Retired Tonganoxie teacher continues work at state level

Shawn Linenberger
Pam Lamb taught at Tonganoxie High School for nearly 35 years. Her teaching career concluded in 2012. In “retirement,” she now serves as the Family, Career and Community Leaders of America state adviser for the Kansas State Department of Education. The story is the first in a series of recent teachers to retire from Tonganoxie.
Pam Lamb taught family and consumer sciences for about 35 years at Tonganoxie High School, where students learned various skills, including how to follow directions for recipes — some perhaps too well.
Lamb, who completed her career at THS in 2012, recalled teaching a bachelor living class during her first couple years in Tonganoxie.

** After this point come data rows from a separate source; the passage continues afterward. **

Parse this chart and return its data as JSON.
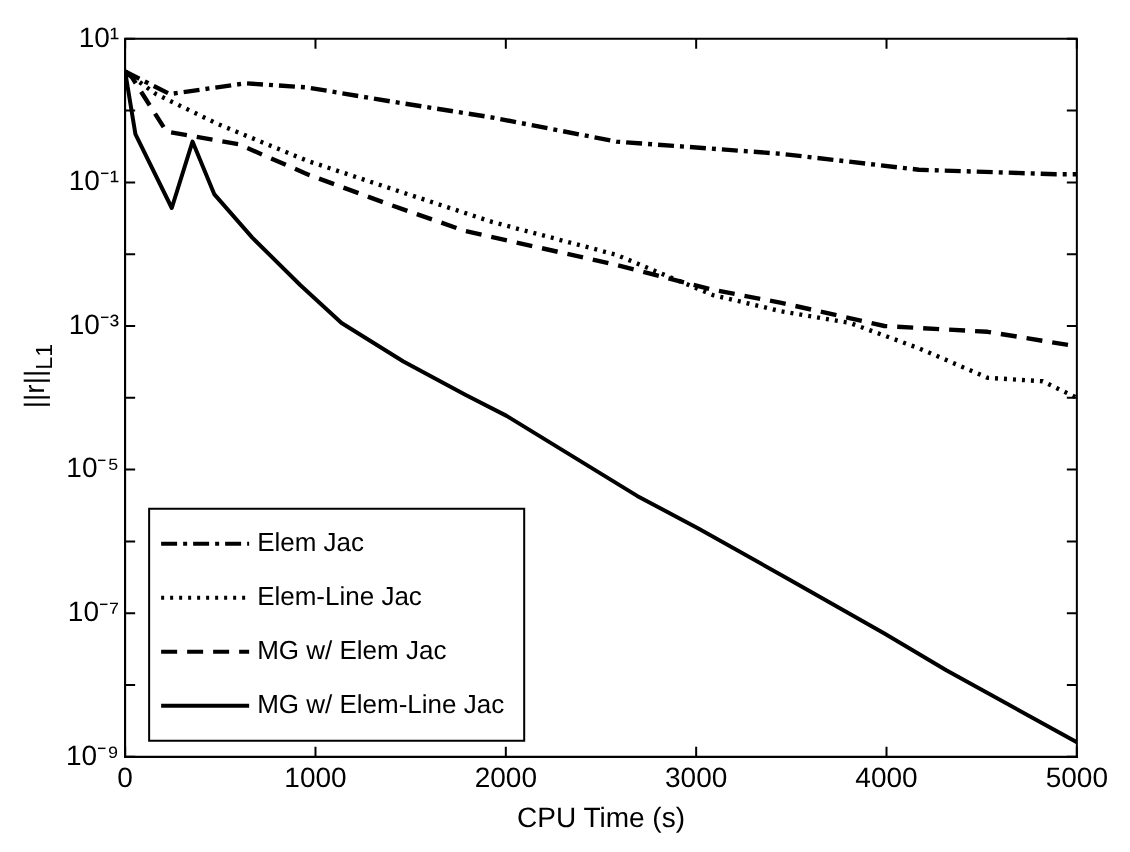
{
  "chart_data": {
    "type": "line",
    "xlabel": "CPU Time (s)",
    "ylabel": "||r||$_{L1}$",
    "log": "y",
    "grid": false,
    "legend": "bottom left",
    "marker": "none",
    "xlim": [
      0,
      5000
    ],
    "xticks": [
      0,
      1000,
      2000,
      3000,
      4000,
      5000
    ],
    "ylim": [
      1e-09,
      10
    ],
    "yticks": [
      {
        "value": 10,
        "label": "10¹"
      },
      {
        "value": 1,
        "label": null
      },
      {
        "value": 0.1,
        "label": "10⁻¹"
      },
      {
        "value": 0.01,
        "label": null
      },
      {
        "value": 0.001,
        "label": "10⁻³"
      },
      {
        "value": 0.0001,
        "label": null
      },
      {
        "value": 1e-05,
        "label": "10⁻⁵"
      },
      {
        "value": 1e-06,
        "label": null
      },
      {
        "value": 1e-07,
        "label": "10⁻⁷"
      },
      {
        "value": 1e-08,
        "label": null
      },
      {
        "value": 1e-09,
        "label": "10⁻⁹"
      }
    ],
    "series": [
      {
        "name": "Elem Jac",
        "color": "#000000",
        "line_style": "dashdot",
        "x": [
          0,
          235,
          632,
          957,
          1390,
          1931,
          2581,
          3448,
          4170,
          4892,
          5000
        ],
        "values": [
          3.5,
          1.7,
          2.4,
          2.1,
          1.35,
          0.8,
          0.37,
          0.25,
          0.15,
          0.13,
          0.13
        ]
      },
      {
        "name": "Elem-Line Jac",
        "color": "#000000",
        "line_style": "dotted",
        "x": [
          0,
          162,
          487,
          957,
          1390,
          1931,
          2581,
          3087,
          3448,
          3809,
          4170,
          4531,
          4820,
          5000
        ],
        "values": [
          3.5,
          1.7,
          0.65,
          0.2,
          0.083,
          0.028,
          0.0098,
          0.0027,
          0.0016,
          0.0011,
          0.00049,
          0.00019,
          0.00017,
          0.0001
        ]
      },
      {
        "name": "MG w/ Elem Jac",
        "color": "#000000",
        "line_style": "dashed",
        "x": [
          0,
          36,
          217,
          596,
          957,
          1390,
          1787,
          2581,
          3087,
          3448,
          3989,
          4531,
          4964,
          5000
        ],
        "values": [
          3.5,
          2.9,
          0.51,
          0.34,
          0.13,
          0.049,
          0.021,
          0.0071,
          0.0032,
          0.0021,
          0.001,
          0.00083,
          0.00054,
          0.0005
        ]
      },
      {
        "name": "MG w/ Elem-Line Jac",
        "color": "#000000",
        "line_style": "solid",
        "x": [
          0,
          54,
          245,
          354,
          469,
          668,
          921,
          1137,
          1462,
          1787,
          2004,
          2690,
          3014,
          3484,
          3989,
          4314,
          5000
        ],
        "values": [
          3.5,
          0.47,
          0.044,
          0.37,
          0.068,
          0.017,
          0.0037,
          0.0011,
          0.00032,
          0.00011,
          5.6e-05,
          4.3e-06,
          1.5e-06,
          3e-07,
          5.2e-08,
          1.6e-08,
          1.6e-09
        ]
      }
    ]
  }
}
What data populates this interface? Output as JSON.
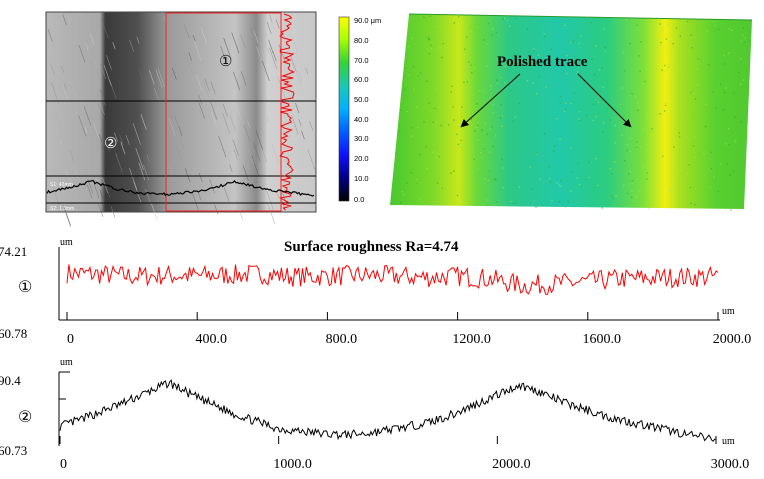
{
  "micrograph": {
    "region_labels": [
      "①",
      "②"
    ],
    "scale_labels": [
      "S1: 43mm",
      "S2: 1.3mm"
    ]
  },
  "colorbar": {
    "ticks": [
      "90.0 μm",
      "80.0",
      "70.0",
      "60.0",
      "50.0",
      "40.0",
      "30.0",
      "20.0",
      "10.0",
      "0.0"
    ],
    "colors": [
      "#ffff00",
      "#a8ff00",
      "#35d03a",
      "#19c8b8",
      "#00b0ff",
      "#0060ff",
      "#1010ff",
      "#00008a",
      "#000040",
      "#000000"
    ]
  },
  "surface3d": {
    "annotation": "Polished trace",
    "base_color": "#33cc33",
    "highlight_color": "#ffee00",
    "valley_color": "#22c8a0"
  },
  "chart_data": [
    {
      "type": "line",
      "title": "Surface roughness Ra=4.74",
      "series_label": "①",
      "y_unit": "um",
      "x_unit": "um",
      "y_top_label": "74.21",
      "y_bottom_label": "60.78",
      "ylim": [
        60.78,
        74.21
      ],
      "xlim": [
        0,
        2000
      ],
      "x_ticks": [
        0,
        400,
        800,
        1200,
        1600,
        2000
      ],
      "x_tick_labels": [
        "0",
        "400.0",
        "800.0",
        "1200.0",
        "1600.0",
        "2000.0"
      ],
      "color": "#ff0000",
      "x": [
        0,
        100,
        200,
        300,
        400,
        500,
        600,
        700,
        800,
        900,
        1000,
        1100,
        1200,
        1300,
        1400,
        1500,
        1600,
        1700,
        1800,
        1900,
        2000
      ],
      "y": [
        69.5,
        69.2,
        68.8,
        69.0,
        68.9,
        69.1,
        69.3,
        68.7,
        68.8,
        69.0,
        68.9,
        68.5,
        68.8,
        68.2,
        66.7,
        67.1,
        67.6,
        68.2,
        68.4,
        68.6,
        68.7
      ]
    },
    {
      "type": "line",
      "title": "",
      "series_label": "②",
      "y_unit": "um",
      "x_unit": "um",
      "y_top_label": "90.4",
      "y_bottom_label": "60.73",
      "ylim": [
        60.73,
        90.4
      ],
      "xlim": [
        0,
        3000
      ],
      "x_ticks": [
        0,
        1000,
        2000,
        3000
      ],
      "x_tick_labels": [
        "0",
        "1000.0",
        "2000.0",
        "3000.0"
      ],
      "color": "#000000",
      "x": [
        0,
        100,
        200,
        300,
        400,
        500,
        600,
        700,
        800,
        900,
        1000,
        1100,
        1200,
        1300,
        1400,
        1500,
        1600,
        1700,
        1800,
        1900,
        2000,
        2100,
        2200,
        2300,
        2400,
        2500,
        2600,
        2700,
        2800,
        2900,
        3000
      ],
      "y": [
        68,
        71,
        74.5,
        78,
        82,
        86,
        81,
        77,
        73,
        70,
        67,
        66,
        65,
        64.5,
        65,
        66.5,
        68,
        70,
        73,
        77,
        81,
        85,
        82,
        78,
        75,
        72,
        70,
        68,
        66,
        64,
        62.5
      ]
    }
  ]
}
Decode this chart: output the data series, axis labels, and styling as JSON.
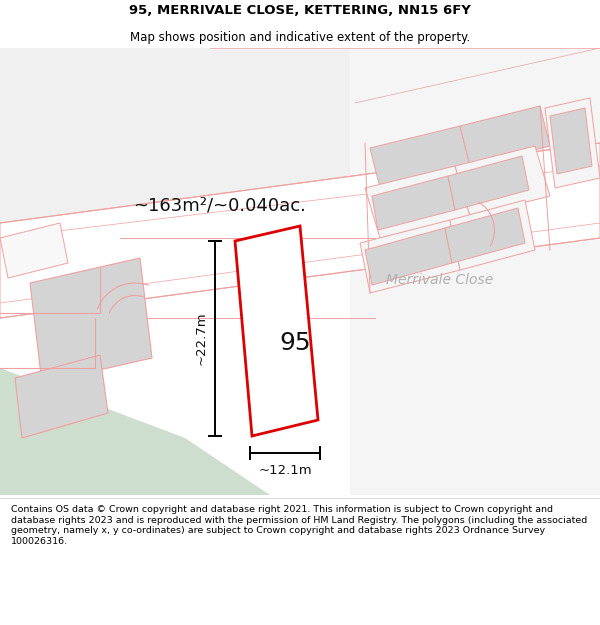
{
  "title_line1": "95, MERRIVALE CLOSE, KETTERING, NN15 6FY",
  "title_line2": "Map shows position and indicative extent of the property.",
  "footer_text": "Contains OS data © Crown copyright and database right 2021. This information is subject to Crown copyright and database rights 2023 and is reproduced with the permission of HM Land Registry. The polygons (including the associated geometry, namely x, y co-ordinates) are subject to Crown copyright and database rights 2023 Ordnance Survey 100026316.",
  "area_label": "~163m²/~0.040ac.",
  "width_label": "~12.1m",
  "height_label": "~22.7m",
  "house_number": "95",
  "street_name": "Merrivale Close",
  "bg_map_color": "#eef2ee",
  "road_color": "#ffffff",
  "plot_outline_color": "#dd0000",
  "plot_fill_color": "#ffffff",
  "building_fill_color": "#d4d4d4",
  "boundary_color": "#f0a0a0",
  "title_bg_color": "#ffffff",
  "footer_bg_color": "#ffffff",
  "title_fontsize": 9.5,
  "subtitle_fontsize": 8.5,
  "footer_fontsize": 6.8,
  "area_fontsize": 13,
  "street_fontsize": 10,
  "number_fontsize": 18,
  "dim_fontsize": 9.5
}
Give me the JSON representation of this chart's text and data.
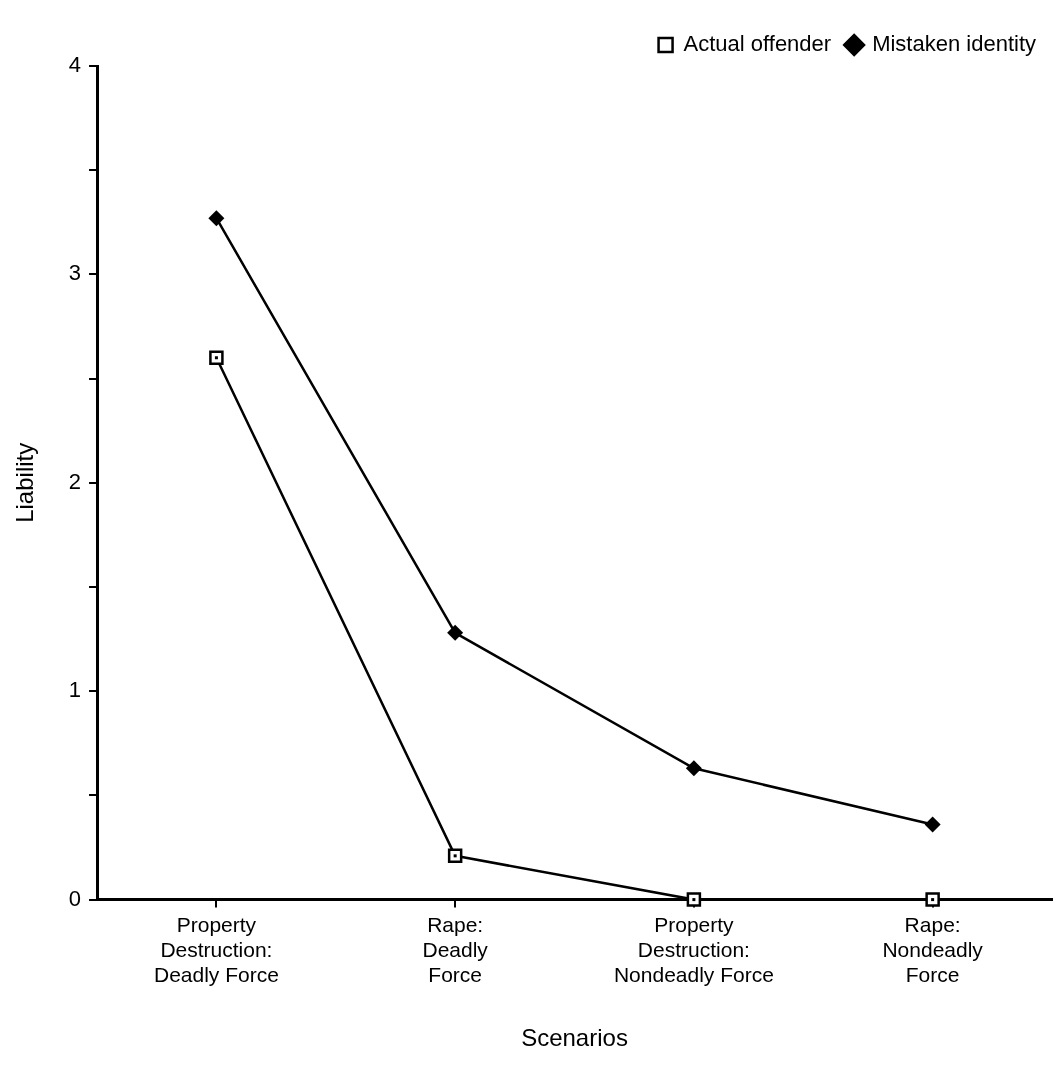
{
  "chart_data": {
    "type": "line",
    "xlabel": "Scenarios",
    "ylabel": "Liability",
    "categories": [
      "Property\nDestruction:\nDeadly Force",
      "Rape:\nDeadly\nForce",
      "Property\nDestruction:\nNondeadly Force",
      "Rape:\nNondeadly\nForce"
    ],
    "series": [
      {
        "name": "Actual offender",
        "color": "#000000",
        "marker": "square",
        "values": [
          2.6,
          0.21,
          0,
          0
        ]
      },
      {
        "name": "Mistaken identity",
        "color": "#000000",
        "marker": "diamond",
        "values": [
          3.27,
          1.28,
          0.63,
          0.36
        ]
      }
    ],
    "ylim": [
      0,
      4
    ],
    "yticks": [
      0,
      {
        "value": 0.5,
        "label": null
      },
      1,
      {
        "value": 1.5,
        "label": null
      },
      2,
      {
        "value": 2.5,
        "label": null
      },
      3,
      {
        "value": 3.5,
        "label": null
      },
      4
    ],
    "grid": false,
    "legend": "top right",
    "line_style": "solid"
  }
}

“We were going to bake something,” Lamb said. “I was looking around the room and I saw one boy and he was greasing the entire pan. I said ‘why are you greasing the outside of the pan?'”
He told her the directions called for greasing the pan.
“I said ‘you’re exactly right,'” Lamb said with a laugh.
Times have changed since Lamb started teaching home economics at THS in 1977. Home economics later became family and consumer sciences and the national organization Future Homemakers of America became Family, Career and Community Leaders of America.
Though Lamb finished her teaching career in 2012, she continues to be involved in FCCLA. She just finished her first year as state FCCLA adviser in the Kansas State Department of Education. As adviser, Lamb oversees roughly 5,000 FCCLA members in some 230 chapters.
While at THS, Lamb’s FCCLA chapter had numerous state officers. The chapter also experienced success at the state and national level in Students Taking Action with Recognition events. STAR events range from chapter service projects and culinary arts to parliamentary procedure and sports nutrition.
“The kids were just so into it that I kind of wanted to see what I could do at a different level,” Lamb said about taking the state job.
Lamb has an office in Topeka, but she travels the state frequently, visiting district officers and presenting workshops. She also organizes the state leadership conference and attends some national conferences.
Gayla Randel has known Lamb for about 20 years. The former FCCLA adviser at Frankfort High School, Randel now works with Lamb at the KSDE as a program consultant for family consumer sciences.
She said Lamb is a natural fit for state adviser because of her years as a high school adviser.
“I think that’s one of the keys when you’re at an administrative level, as she is,” Randel said. “In the back of your mind you wonder, ‘how would this impact me if I were in the classroom?’ And she listens to what people say.”
Lamb grew up in Clifton in north-central Kansas. After graduating from Clifton High School, now Clifton-Clyde, she earned her teaching degree from Emporia State University in 1977 and later earned a master’s degree in adult education from Kansas State University.
Looking back, Lamb said she thought Tonganoxie might be a great starting point when she first began teaching. She eventually decided there was no need to teach elsewhere.
“I just really liked the school system and the people I worked with and the community,” she said. “I always thought our school system was a good one.”
Staying in Tonganoxie for 35 years allowed her to see students grow up before her eyes. She first interacted with some of those students through early childhood development programs. Her high school students partnered with youths ages 3-5 for the preschool classes. Lamb said it was interesting to first see the students in preschool and see how they progressed later in high school.
She recalled one of her high school students becoming attached to one of the preschool boys several years ago. At the end of the preschool session, the high school boy was sporting a mohawk.
“Guess who came with a mohawk the last week or so of preschool,” Lamb said about the younger counterpart.
Lamb influenced several students through the years. She served stints as cheerleading sponsor early on and dance team sponsor at the end of her teaching career.
Some of her students have gone on to become family and career science teachers as well. Tonganoxie school board member Kay Smith is a FACS teacher at Leavenworth High School, while Tara (Kemp) George replaced Lamb at the high school. Megan (Bretthauer) Carlton starts this year as the new Tonganoxie Middle School FACS teacher, taking over for Vicki Hughes, who retired in May. Kassie DeHoff teaches at Deerfield in southwest Kansas.
“FCCLA became a passion for me and I really felt like it was very beneficial to the district,” Lamb said. “And I felt very strongly about the organization … It’s not that I didn’t like teaching, but maybe that I was ready for a change.”
- Pam Lamb taught at Tonganoxie High School for nearly 35 years. Her teaching career concluded in 2012. In “retirement,” she now serves as the Family, Career and Community Leaders of America state adviser for the Kansas State Department of Education. The story is the first in a series of recent teachers to retire from Tonganoxie.